6:58 AM

 US praises India, Pakistan over easing tensions
 Updated at: 0626 PST,  Tuesday, January 19, 2010
US praises India, Pakistan over easing tensions ABOARD A U.S. MILITARY AIRCRAFT: U.S. Defense Secretary Robert Gates, flying to New Delhi, praised India's restraint and statesmanship following the 2008 Mumbai attacks and remarked at how both India and Pakistan have kept tensions at a "manageable level."

Relations between the South Asian neighbors have been strained since India suspended a peace process with Pakistan after the assault on Mumbai by Pakistan-based militants.

India sees Islamabad as unwilling to go after the insurgents responsible for the attacks, which killed 166 people.

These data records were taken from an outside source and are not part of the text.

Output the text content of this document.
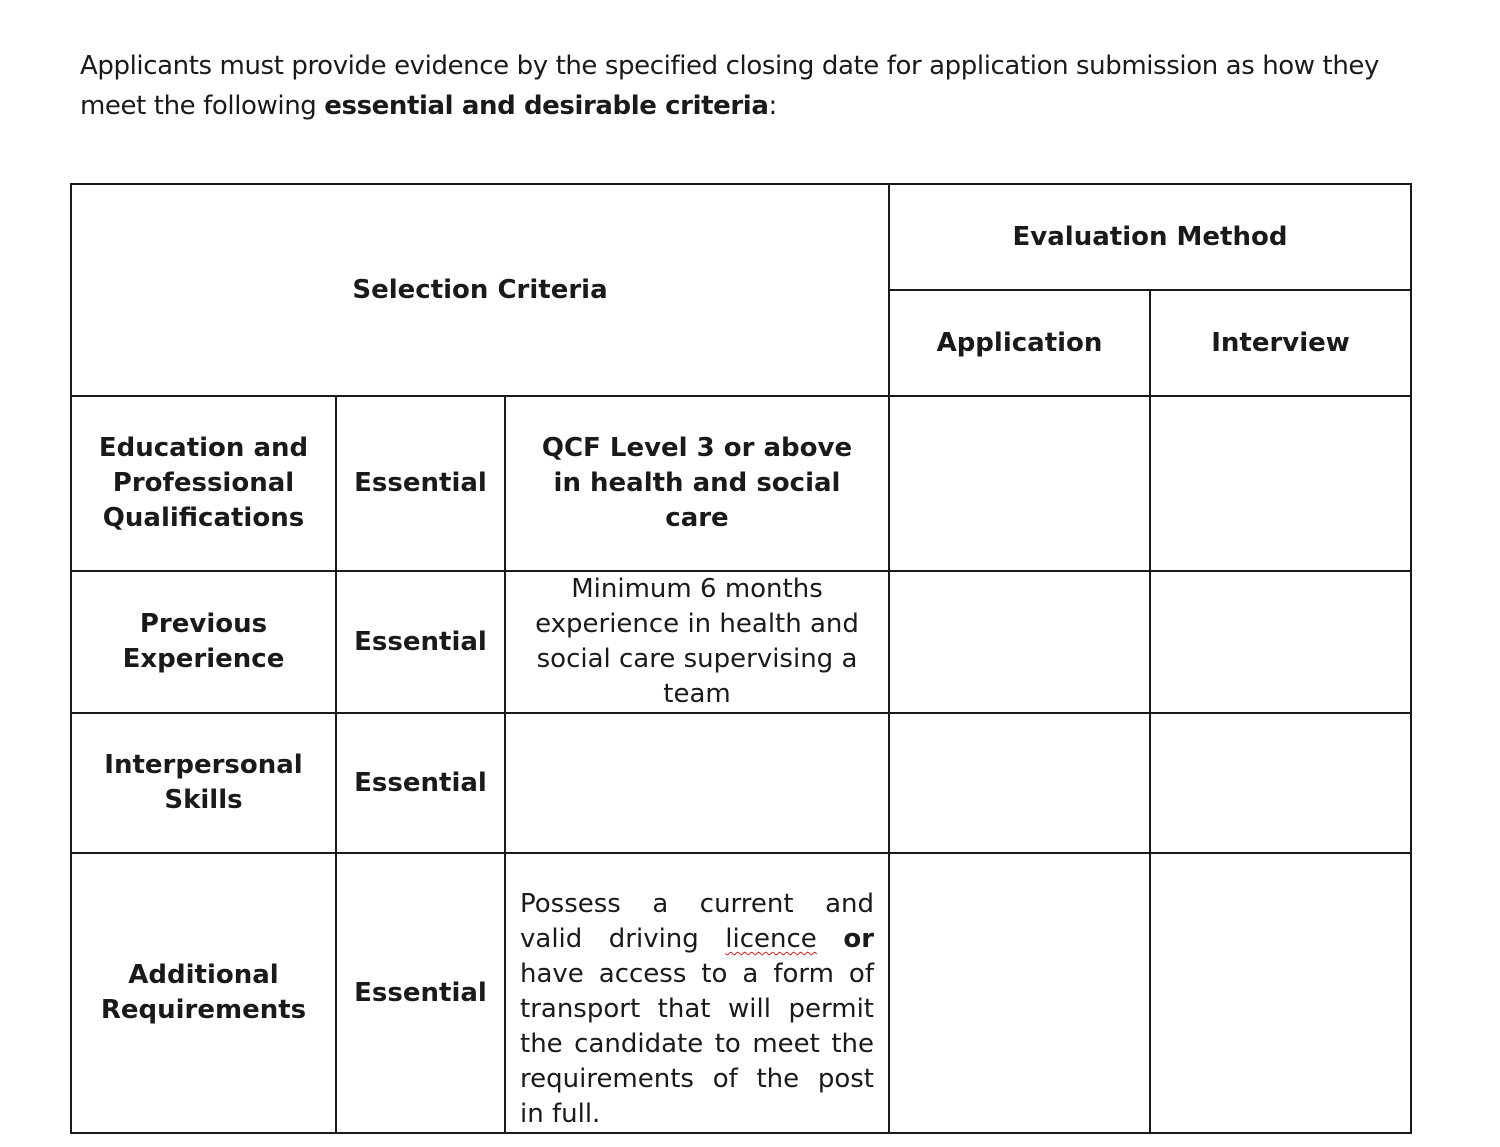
Applicants must provide evidence by the specified closing date for application submission as how they meet the following essential and desirable criteria:

Selection Criteria			Evaluation Method	
			Application	Interview
Education and Professional Qualifications	Essential	QCF Level 3 or above in health and social care		
Previous Experience	Essential	Minimum 6 months experience in health and social care supervising a team		
Interpersonal Skills	Essential			
Additional Requirements	Essential	Possess a current and valid driving licence or have access to a form of transport that will permit the candidate to meet the requirements of the post in full.		
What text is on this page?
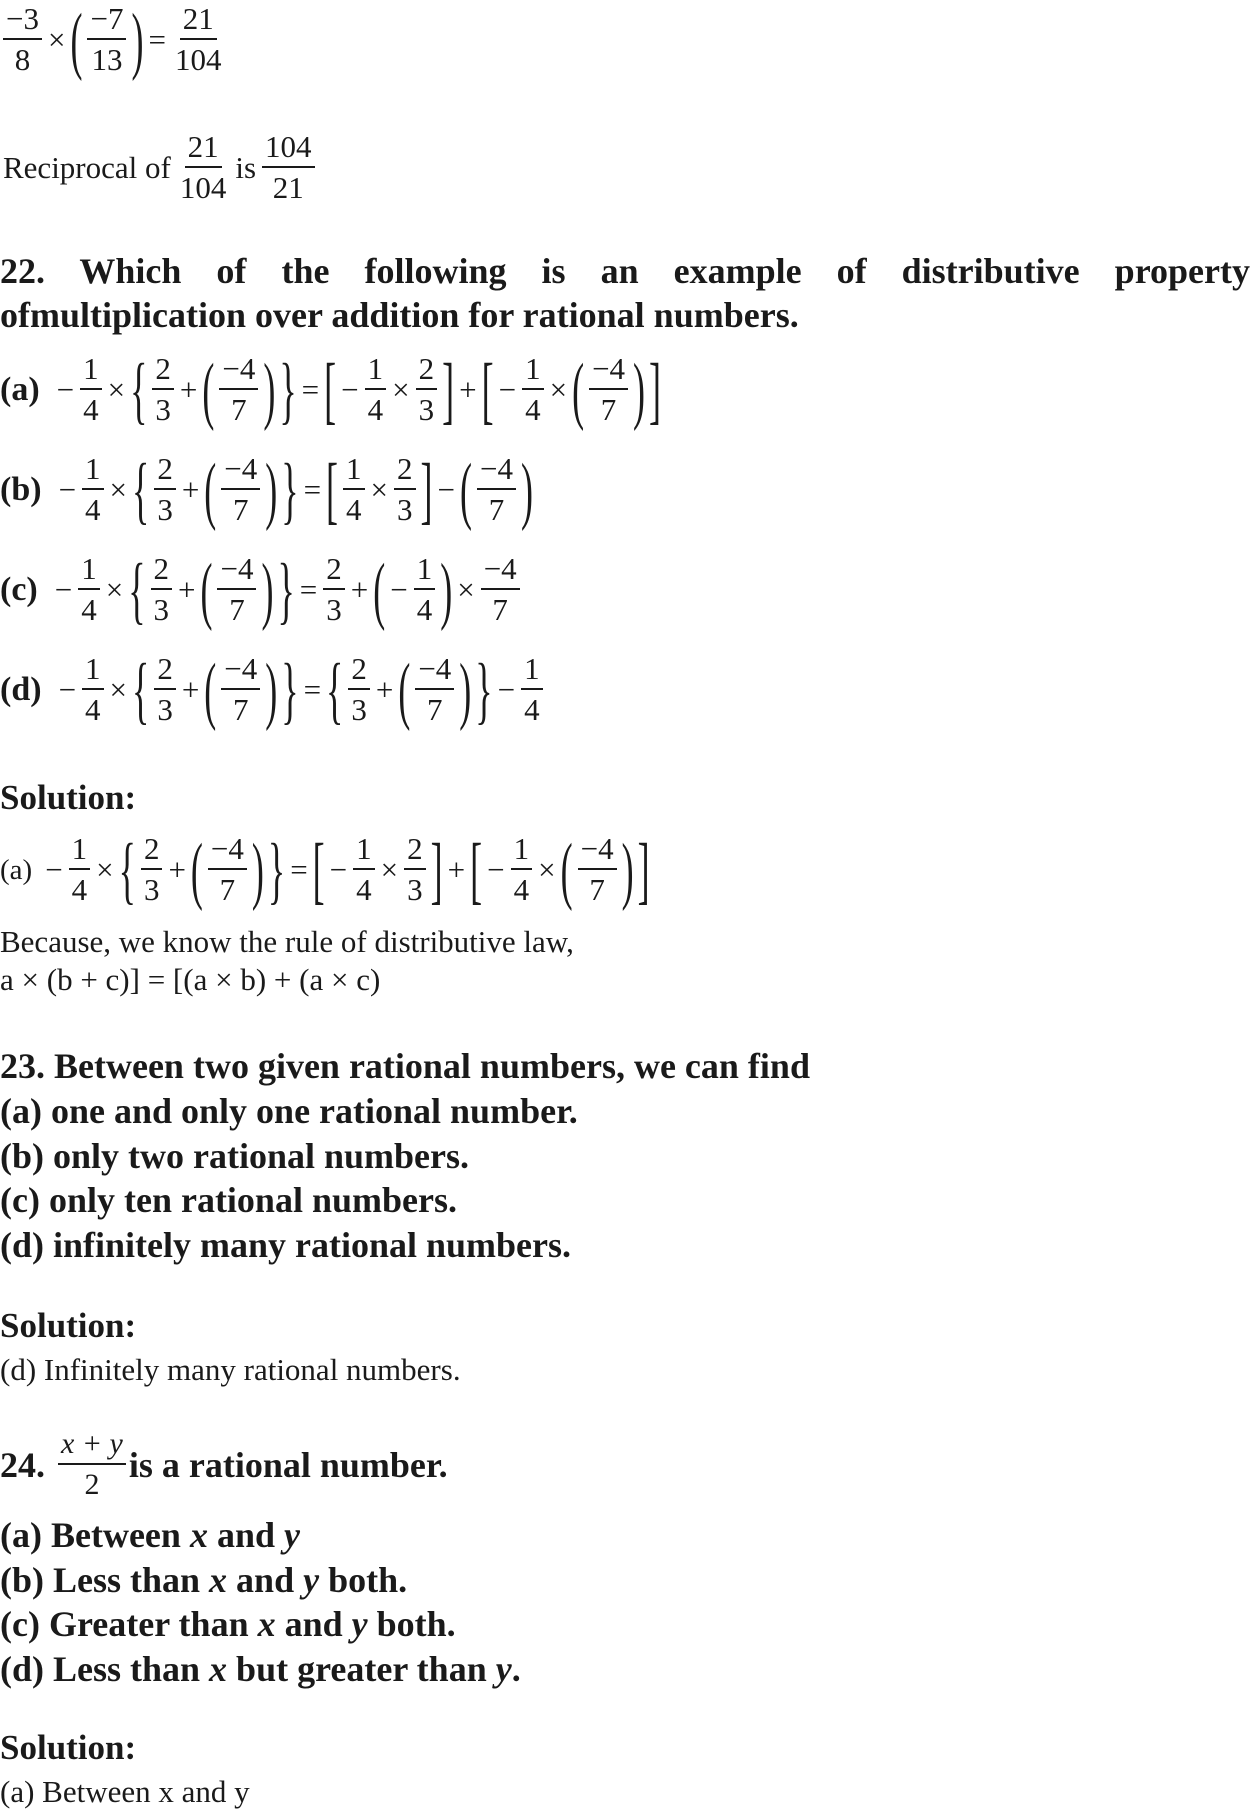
$\frac{-3}{8}$ × ( $\frac{-7}{13}$ ) = $\frac{21}{104}$
Reciprocal of $\frac{21}{104}$ is $\frac{104}{21}$
22. Which of the following is an example of distributive property
ofmultiplication over addition for rational numbers.
$(a) - \frac{1}{4}$ × { $\frac{2}{3}$ + ( $\frac{-4}{7}$ ) } = [ − $\frac{1}{4} \times \frac{2}{3}$ ] + [ − $\frac{1}{4}$ × ( $\frac{-4}{7}$ ) ]
$(b) - \frac{1}{4}$ × { $\frac{2}{3}$ + ( $\frac{-4}{7}$ ) } = [ $\frac{1}{4} \times \frac{2}{3}$ ] − ( $\frac{-4}{7}$ )
$(c) - \frac{1}{4}$ × { $\frac{2}{3}$ + ( $\frac{-4}{7}$ ) } = $\frac{2}{3}$ + ( − $\frac{1}{4}$ ) × $\frac{-4}{7}$
$(d) - \frac{1}{4}$ × { $\frac{2}{3}$ + ( $\frac{-4}{7}$ ) } = { $\frac{2}{3}$ + ( $\frac{-4}{7}$ ) } − $\frac{1}{4}$
Solution:
$(a) - \frac{1}{4}$ × { $\frac{2}{3}$ + ( $\frac{-4}{7}$ ) } = [ − $\frac{1}{4} \times \frac{2}{3}$ ] + [ − $\frac{1}{4}$ × ( $\frac{-4}{7}$ ) ]
Because, we know the rule of distributive law,
a × (b + c)] = [(a × b) + (a × c)
23. Between two given rational numbers, we can find
(a) one and only one rational number.
(b) only two rational numbers.
(c) only ten rational numbers.
(d) infinitely many rational numbers.
Solution:
(d) Infinitely many rational numbers.
24. $\frac{x + y}{2}$ is a rational number.
(a) Between x and y
(b) Less than x and y both.
(c) Greater than x and y both.
(d) Less than x but greater than y.
Solution:
(a) Between x and y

"The bombing in Mumbai was a really terrible event and frankly I believe that the Indians responded subsequently with a great deal of restraint and have conducted themselves in a very statesmen-like manner since that attack," Gates told reporters on his flight to India for a Jan 19-21 visit.

"Obviously we would hope that there wouldn't be any more attacks. But I think that even within the framework of that attack and the suspicions that it created, the two sides have managed to keep the tensions between them at a manageable level."

Last month, Gates told the U.S. Senate he believed al Qaeda wanted to provoke a conflict between India and Pakistan in order to destabilize Pakistan. He said it was providing Lashkar-e-Taiba militants -- the group blamed for the Mumbai killings -- with targeting information to help the group plot attacks in India.

Gates said the United States would be happy to work to help improve India-Pakistan relations, if asked, but added: "I think it's clear that both sides prefer to deal with this bilaterally and that others not be involved."

In another sign of tensions between countries which have fought three wars since 1947, Pakistani and Indian forces exchanged fire across their border at the weekend, a Pakistani spokesman said on Monday.

Last week, Indian officials said one of their soldiers was killed in firing across the Line of Control, which separates the two sides in the disputed Kashmir region.